Batten disease is a fatal, inherited disorder of the nervous system that typically begins in childhood. Early symptoms of this disorder usually appear between the ages of 5 and 10 years, when parents or physicians may notice a previously normal child has begun to develop vision problems or seizures. In some cases the early signs are subtle, taking the form of personality and behavioUr changes, slow learning, clumsiness, or stumbling. Over time, affected children suffer cognitive impairment, worsening seizures, and progressive loss of sight and motor skills. Eventually, children with Batten disease become blind, bedridden, and demented. Batten disease is often fatal by the late teens or twenties.
Batten disease is named after the British pediatrician who first described it in 1903. Also known as Spielmeyer-Vogt-Sjogren-Batten disease, it is the most common form of a group of disorders called the neuronal ceroid lipofuscinoses, or NCLs. Although Batten disease originally referred specifically to the juvenile form of NCL (JNCL), the term Batten disease is increasingly used by pediatricians to describe all forms of NCL.
There are four other main types of NCL, including three forms that begin earlier in childhood and a very rare form that strikes adults. The symptoms of these childhood types are similar to those caused by Batten disease, but they become apparent at different ages and progress at different rates.
Congenital NCL is a very rare and severe form of NCL. Babies have abnormally small heads (microcephaly) and seizures, and die soon after birth.

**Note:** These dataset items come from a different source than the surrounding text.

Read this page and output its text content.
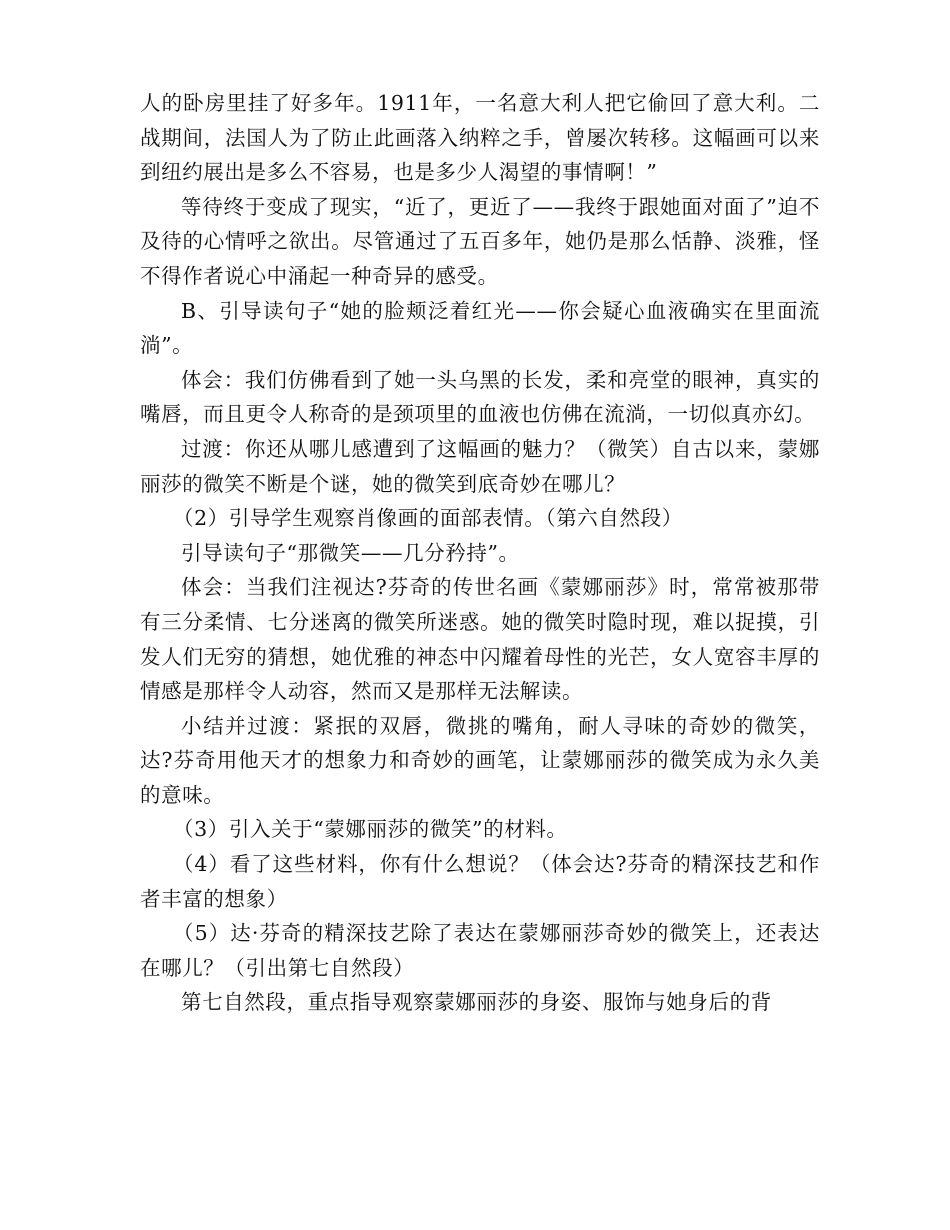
人的卧房里挂了好多年。1911年，一名意大利人把它偷回了意大利。二战期间，法国人为了防止此画落入纳粹之手，曾屡次转移。这幅画可以来到纽约展出是多么不容易，也是多少人渴望的事情啊！”

等待终于变成了现实，“近了，更近了——我终于跟她面对面了”迫不及待的心情呼之欲出。尽管通过了五百多年，她仍是那么恬静、淡雅，怪不得作者说心中涌起一种奇异的感受。

B、引导读句子“她的脸颊泛着红光——你会疑心血液确实在里面流淌”。

体会：我们仿佛看到了她一头乌黑的长发，柔和亮堂的眼神，真实的嘴唇，而且更令人称奇的是颈项里的血液也仿佛在流淌，一切似真亦幻。

过渡：你还从哪儿感遭到了这幅画的魅力？（微笑）自古以来，蒙娜丽莎的微笑不断是个谜，她的微笑到底奇妙在哪儿？

（2）引导学生观察肖像画的面部表情。（第六自然段）

引导读句子“那微笑——几分矜持”。

体会：当我们注视达?芬奇的传世名画《蒙娜丽莎》时，常常被那带有三分柔情、七分迷离的微笑所迷惑。她的微笑时隐时现，难以捉摸，引发人们无穷的猜想，她优雅的神态中闪耀着母性的光芒，女人宽容丰厚的情感是那样令人动容，然而又是那样无法解读。

小结并过渡：紧抿的双唇，微挑的嘴角，耐人寻味的奇妙的微笑，达?芬奇用他天才的想象力和奇妙的画笔，让蒙娜丽莎的微笑成为永久美的意味。

（3）引入关于“蒙娜丽莎的微笑”的材料。

（4）看了这些材料，你有什么想说？（体会达?芬奇的精深技艺和作者丰富的想象）

（5）达·芬奇的精深技艺除了表达在蒙娜丽莎奇妙的微笑上，还表达在哪儿？（引出第七自然段）

第七自然段，重点指导观察蒙娜丽莎的身姿、服饰与她身后的背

Infantile NCL (INCL or Santavuori-Haltia disease) begins between about ages 6 months and 2 years and progresses rapidly. Affected children fail to thrive and have microcephaly. Also typical are short, sharp muscle contractions called myoclonic jerks. These children usually die before age 5, although some have survived in a vegetative state a few years longer.
Late infantile NCL (LINCL, or Jansky-Bielschowsky disease) begins between ages 2 and 4. The typical early signs are loss of muscle coordination (ataxia) and seizures that do not respond to drugs. This form progresses rapidly and ends in death between ages 8 and 12.

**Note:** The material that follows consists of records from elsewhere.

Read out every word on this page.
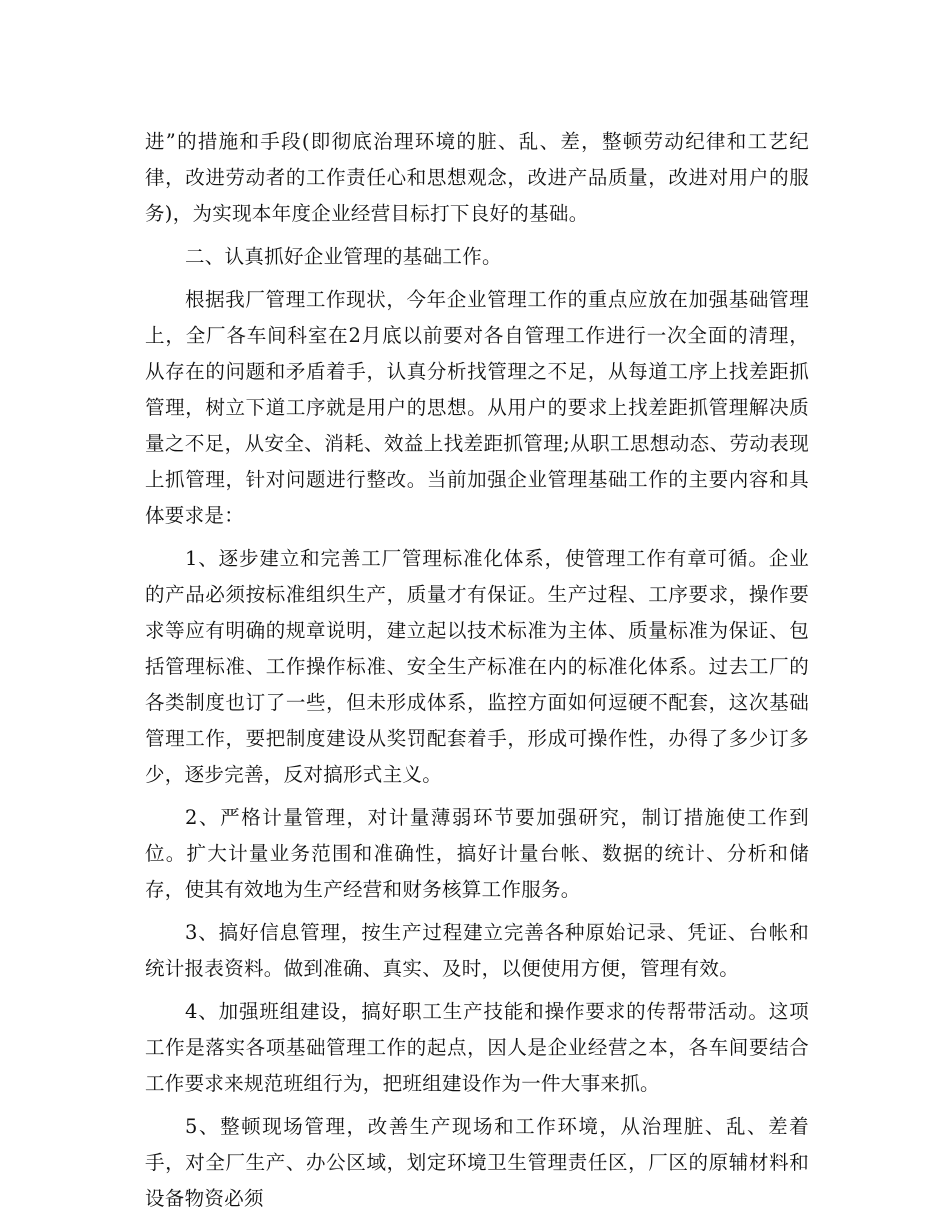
进”的措施和手段(即彻底治理环境的脏、乱、差，整顿劳动纪律和工艺纪律，改进劳动者的工作责任心和思想观念，改进产品质量，改进对用户的服务)，为实现本年度企业经营目标打下良好的基础。

二、认真抓好企业管理的基础工作。

根据我厂管理工作现状，今年企业管理工作的重点应放在加强基础管理上，全厂各车间科室在2月底以前要对各自管理工作进行一次全面的清理，从存在的问题和矛盾着手，认真分析找管理之不足，从每道工序上找差距抓管理，树立下道工序就是用户的思想。从用户的要求上找差距抓管理解决质量之不足，从安全、消耗、效益上找差距抓管理;从职工思想动态、劳动表现上抓管理，针对问题进行整改。当前加强企业管理基础工作的主要内容和具体要求是：

1、逐步建立和完善工厂管理标准化体系，使管理工作有章可循。企业的产品必须按标准组织生产，质量才有保证。生产过程、工序要求，操作要求等应有明确的规章说明，建立起以技术标准为主体、质量标准为保证、包括管理标准、工作操作标准、安全生产标准在内的标准化体系。过去工厂的各类制度也订了一些，但未形成体系，监控方面如何逗硬不配套，这次基础管理工作，要把制度建设从奖罚配套着手，形成可操作性，办得了多少订多少，逐步完善，反对搞形式主义。

2、严格计量管理，对计量薄弱环节要加强研究，制订措施使工作到位。扩大计量业务范围和准确性，搞好计量台帐、数据的统计、分析和储存，使其有效地为生产经营和财务核算工作服务。

3、搞好信息管理，按生产过程建立完善各种原始记录、凭证、台帐和统计报表资料。做到准确、真实、及时，以便使用方便，管理有效。

4、加强班组建设，搞好职工生产技能和操作要求的传帮带活动。这项工作是落实各项基础管理工作的起点，因人是企业经营之本，各车间要结合工作要求来规范班组行为，把班组建设作为一件大事来抓。

5、整顿现场管理，改善生产现场和工作环境，从治理脏、乱、差着手，对全厂生产、办公区域，划定环境卫生管理责任区，厂区的原辅材料和设备物资必须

Adult NCL (also known as Kufs disease, Parry’s disease, and ANCL) generally begins before age 40, causes milder symptoms that progress slowly, and does not cause blindness. Although age of death varies among affected individuals, this form does shorten life expectancy.
There are also “variant” forms of late-infantile NCL (vLINCL) that do not precisely conform to classical late-infantile NCL.

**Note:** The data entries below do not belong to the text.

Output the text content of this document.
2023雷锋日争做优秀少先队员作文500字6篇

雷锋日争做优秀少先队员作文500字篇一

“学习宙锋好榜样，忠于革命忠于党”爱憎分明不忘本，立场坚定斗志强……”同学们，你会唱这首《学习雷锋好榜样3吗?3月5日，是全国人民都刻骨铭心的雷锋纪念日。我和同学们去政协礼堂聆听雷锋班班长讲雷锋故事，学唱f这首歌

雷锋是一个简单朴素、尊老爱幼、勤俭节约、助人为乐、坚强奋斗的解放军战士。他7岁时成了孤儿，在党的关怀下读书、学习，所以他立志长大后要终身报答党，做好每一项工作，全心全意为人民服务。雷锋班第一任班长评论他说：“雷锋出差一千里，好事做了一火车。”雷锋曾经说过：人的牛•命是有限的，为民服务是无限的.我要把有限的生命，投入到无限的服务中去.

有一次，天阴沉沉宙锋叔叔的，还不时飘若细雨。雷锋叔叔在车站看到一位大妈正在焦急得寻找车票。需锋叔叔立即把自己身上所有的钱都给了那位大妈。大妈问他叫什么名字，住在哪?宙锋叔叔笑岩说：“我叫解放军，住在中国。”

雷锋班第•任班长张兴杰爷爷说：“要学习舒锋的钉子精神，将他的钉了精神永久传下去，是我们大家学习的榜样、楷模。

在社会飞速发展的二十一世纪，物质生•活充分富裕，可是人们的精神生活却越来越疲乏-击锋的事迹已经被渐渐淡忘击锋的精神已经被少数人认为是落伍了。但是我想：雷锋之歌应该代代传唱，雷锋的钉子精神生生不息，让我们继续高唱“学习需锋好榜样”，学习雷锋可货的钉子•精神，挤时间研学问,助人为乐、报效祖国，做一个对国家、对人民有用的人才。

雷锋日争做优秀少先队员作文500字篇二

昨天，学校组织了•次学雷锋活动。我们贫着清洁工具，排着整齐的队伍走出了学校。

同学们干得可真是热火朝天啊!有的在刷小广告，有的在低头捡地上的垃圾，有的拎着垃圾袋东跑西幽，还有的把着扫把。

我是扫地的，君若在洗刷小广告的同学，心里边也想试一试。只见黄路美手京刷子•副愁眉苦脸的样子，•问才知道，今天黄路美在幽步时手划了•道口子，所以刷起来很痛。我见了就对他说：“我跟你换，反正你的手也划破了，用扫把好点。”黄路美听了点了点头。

What causes these diseases?
Symptoms of Batten disease and other NCLs are linked to a buildup of substances called lipofuscins (lipopigments) in the body’s tissues. These lipopigments are made up of fats and proteins. Their name comes from the technical word lipo, which is short for “lipid” or fat, and from the term pigment, used because they take on a greenish-yellow colour when viewed under an ultraviolet light microscope. The lipopigments build up in cells of the brain and the eye as well as in skin, muscle, and many other tissues. The substances are found inside a part of cells called lysosomes. Lysosomes are responsible for getting rid of things that become damaged or are no longer needed and must be cleared from inside the cell. The accumulated lipopigments in Batten disease and the other NCLs form distinctive shapes that can be seen under an electron microscope. Some look like half-moons, others like fingerprints. These deposits are what doctors look for when they examine a skin sample to diagnose Batten disease. The specific appearance of the lipopigment deposits can be useful in guiding further diagnostic tests that may identify the specific gene defect.
To date, eight genes have been linked to the varying forms of NCL. Mutations of other genes in NCL are likely since some individuals do not have mutations in any of the known genes. More than one gene may be associated with a particular form of NCL.